Birlikte yaşamayı istemek aynı zamanda bağlantı aramaktır. Bağlantı, insanlar arasında bir bağ oluşturulmasıdır. Uzaklaşmak yerine buluşmak, ayrılmak yerine bağlanmak, korku yerine dostluk. İşte bu kutsal günlerin atmosferi budur.
Bir araya gelmek ve buluşmak, bağlantı kurmanın güçlü bir yoludur.
Fethullah Gülen, "Samimi iman ve kanaat sahibi insanları bir araya getirmek, iyi niyetli insanlar için zaruri bir görevdir" diye yazıyor. Pek çok Müslümanın ilham kaynağı olan Gülen, farklı topluluklar arasında diyalog ve yakınlaşmanın teşvik edilmesinin barış ve hoşgörünün tesisi için önemli bir neden olabileceğine kuvvetle inanmaktadır.
Barış İçin Çığlık adli yazısında Papa Francis şöyle yazıyor: “Biz inananlar, mümkün olan her şekilde barış için çalışmalıyız. Kalpleri silahsızlandırmak ve halkları uzlaştırmaya çağırmak bizim görevimizdir. Dinler, barış için büyük bir kaynaktır ve olmalıdır.”
Soluduğumuz hava ve içtiğimiz su gibi ortak paylaştığımız bazı kaynaklar vardır. Bu kaynaklar çok yaygın olduğundan, yaptığımız her şeyi mümkün kılıyorlar. İnanç böyle bir kaynaktır. Temiz havanın nefes almayı mümkün kıldığı gibi, geniş anlamda inanç ve amel de birlikte yaşamayı mümkün ve güzel kılar. Hem Hristiyanlık hem de İslam, birbirleriyle güçlü bir köprü kurmak için yeterli (bazen hala kullanılmamış) kaynaklara sahiptir.
Geçmişin mücadeleleri değil, geleceğe dair umutlar düşüncelerimizin ön saflarında yer almalıdır.
Her insan, her inanan bir fark oluşturabilir. Birbirimiz ve birbirimiz hakkında nasıl konuştuğumuz, düşündüğümüz ve yazdığımız bir fark oluşturabilir. Veliler çocuklarıyla, öğretmen öğrencileriyle, fırıncı müşterileriyle,...
Hristiyanlar bunu İncil'den gelen nefesle yapıyorlar, İslam da aynı şeyi Kuran-I Kerim’de bildiriyor.

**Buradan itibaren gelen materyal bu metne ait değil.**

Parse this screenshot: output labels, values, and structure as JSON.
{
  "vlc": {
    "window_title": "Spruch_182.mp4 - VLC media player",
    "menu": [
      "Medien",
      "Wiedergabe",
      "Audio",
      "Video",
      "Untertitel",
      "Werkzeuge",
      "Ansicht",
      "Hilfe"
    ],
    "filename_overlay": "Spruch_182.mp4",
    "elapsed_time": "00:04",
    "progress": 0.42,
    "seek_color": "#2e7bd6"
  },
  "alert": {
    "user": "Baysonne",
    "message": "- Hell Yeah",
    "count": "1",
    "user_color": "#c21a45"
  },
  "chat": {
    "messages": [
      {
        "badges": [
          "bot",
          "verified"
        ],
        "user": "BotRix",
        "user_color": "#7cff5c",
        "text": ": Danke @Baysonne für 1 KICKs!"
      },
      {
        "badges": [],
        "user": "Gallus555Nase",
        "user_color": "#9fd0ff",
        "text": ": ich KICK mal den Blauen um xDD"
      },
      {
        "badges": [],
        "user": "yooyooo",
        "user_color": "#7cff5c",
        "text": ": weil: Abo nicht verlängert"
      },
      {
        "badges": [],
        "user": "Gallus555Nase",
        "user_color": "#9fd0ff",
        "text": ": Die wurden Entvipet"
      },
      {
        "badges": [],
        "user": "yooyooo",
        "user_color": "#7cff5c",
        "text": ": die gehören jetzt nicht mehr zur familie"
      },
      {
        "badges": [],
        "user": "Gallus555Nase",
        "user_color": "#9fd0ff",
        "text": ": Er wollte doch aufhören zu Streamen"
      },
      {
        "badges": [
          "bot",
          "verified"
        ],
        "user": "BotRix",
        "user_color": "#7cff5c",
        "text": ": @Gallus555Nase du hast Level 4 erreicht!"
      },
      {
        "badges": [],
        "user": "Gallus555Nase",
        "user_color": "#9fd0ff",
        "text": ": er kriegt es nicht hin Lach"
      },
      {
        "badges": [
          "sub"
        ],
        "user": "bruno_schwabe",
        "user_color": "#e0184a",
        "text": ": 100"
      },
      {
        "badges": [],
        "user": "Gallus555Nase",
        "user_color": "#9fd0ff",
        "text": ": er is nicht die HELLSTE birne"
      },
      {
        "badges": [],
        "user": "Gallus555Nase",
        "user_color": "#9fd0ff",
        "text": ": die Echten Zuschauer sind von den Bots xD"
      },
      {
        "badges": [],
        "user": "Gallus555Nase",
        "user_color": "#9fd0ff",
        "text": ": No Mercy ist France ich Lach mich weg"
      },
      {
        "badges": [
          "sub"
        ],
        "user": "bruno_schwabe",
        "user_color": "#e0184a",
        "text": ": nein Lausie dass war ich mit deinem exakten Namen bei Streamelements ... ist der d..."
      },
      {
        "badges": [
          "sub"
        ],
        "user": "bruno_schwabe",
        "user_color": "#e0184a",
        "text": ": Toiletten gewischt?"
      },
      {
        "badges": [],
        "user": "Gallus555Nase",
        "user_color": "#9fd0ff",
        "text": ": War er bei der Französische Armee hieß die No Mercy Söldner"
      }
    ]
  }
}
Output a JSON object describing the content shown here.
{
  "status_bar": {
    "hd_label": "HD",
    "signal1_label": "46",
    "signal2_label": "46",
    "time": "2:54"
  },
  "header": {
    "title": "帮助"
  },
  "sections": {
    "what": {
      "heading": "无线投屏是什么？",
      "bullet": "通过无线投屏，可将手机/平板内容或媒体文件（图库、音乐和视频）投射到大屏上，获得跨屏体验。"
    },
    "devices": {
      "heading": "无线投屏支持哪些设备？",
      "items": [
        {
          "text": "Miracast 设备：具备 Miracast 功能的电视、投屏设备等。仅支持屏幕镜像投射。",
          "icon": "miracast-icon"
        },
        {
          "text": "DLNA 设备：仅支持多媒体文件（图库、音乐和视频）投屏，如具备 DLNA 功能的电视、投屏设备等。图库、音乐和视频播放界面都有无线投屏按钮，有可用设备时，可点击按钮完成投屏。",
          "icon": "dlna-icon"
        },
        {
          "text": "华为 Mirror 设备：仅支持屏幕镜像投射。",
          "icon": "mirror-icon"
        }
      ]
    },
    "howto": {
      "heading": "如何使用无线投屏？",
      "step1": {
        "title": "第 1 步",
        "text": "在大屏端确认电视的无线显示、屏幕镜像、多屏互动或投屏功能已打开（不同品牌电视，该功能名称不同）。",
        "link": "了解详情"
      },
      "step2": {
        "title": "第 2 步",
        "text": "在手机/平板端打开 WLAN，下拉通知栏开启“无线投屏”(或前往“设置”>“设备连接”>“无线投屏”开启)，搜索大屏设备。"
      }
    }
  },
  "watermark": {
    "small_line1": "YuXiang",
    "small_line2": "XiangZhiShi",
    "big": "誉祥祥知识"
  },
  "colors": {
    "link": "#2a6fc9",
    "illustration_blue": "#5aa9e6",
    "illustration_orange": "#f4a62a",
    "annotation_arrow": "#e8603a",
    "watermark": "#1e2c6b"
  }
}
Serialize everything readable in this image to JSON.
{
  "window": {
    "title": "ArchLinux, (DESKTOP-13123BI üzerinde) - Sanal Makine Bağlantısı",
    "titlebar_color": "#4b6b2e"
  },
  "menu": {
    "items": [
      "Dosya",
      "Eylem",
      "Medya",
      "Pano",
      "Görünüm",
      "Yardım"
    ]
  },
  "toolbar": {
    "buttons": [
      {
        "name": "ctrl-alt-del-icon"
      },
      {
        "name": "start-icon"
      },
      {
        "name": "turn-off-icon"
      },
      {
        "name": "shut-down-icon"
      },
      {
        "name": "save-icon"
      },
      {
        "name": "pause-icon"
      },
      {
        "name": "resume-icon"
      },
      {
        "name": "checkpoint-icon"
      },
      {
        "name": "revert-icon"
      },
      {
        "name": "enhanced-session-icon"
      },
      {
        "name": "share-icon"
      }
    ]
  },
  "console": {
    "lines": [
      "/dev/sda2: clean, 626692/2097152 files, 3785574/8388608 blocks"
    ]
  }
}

Allah-u Teala Kuran-I Kerim’de "Ey insanlar, Biz sizi bir erkek ve bir dişiden yarattık ve birbirinizle tanışasınız diye sizi milletlere ve kabilelere ayırdık" diyor.
Birbirimiz için yapacağımız dualarımızın toplumlarımız arasındaki bağı güçlendirmesini diliyoruz. Bu ortak duayı birbirimizi dinlemek ve tanışmak için bir fırsat olarak değerlendirelim.
İsa Mesih'in doğumu vesilesiyle, size mutlu ve kutsal Noeller diliyoruz. Size en iyisini umuyor ama her şeyden önce gerçek insanlığın yeniden doğuşunu diliyoruz.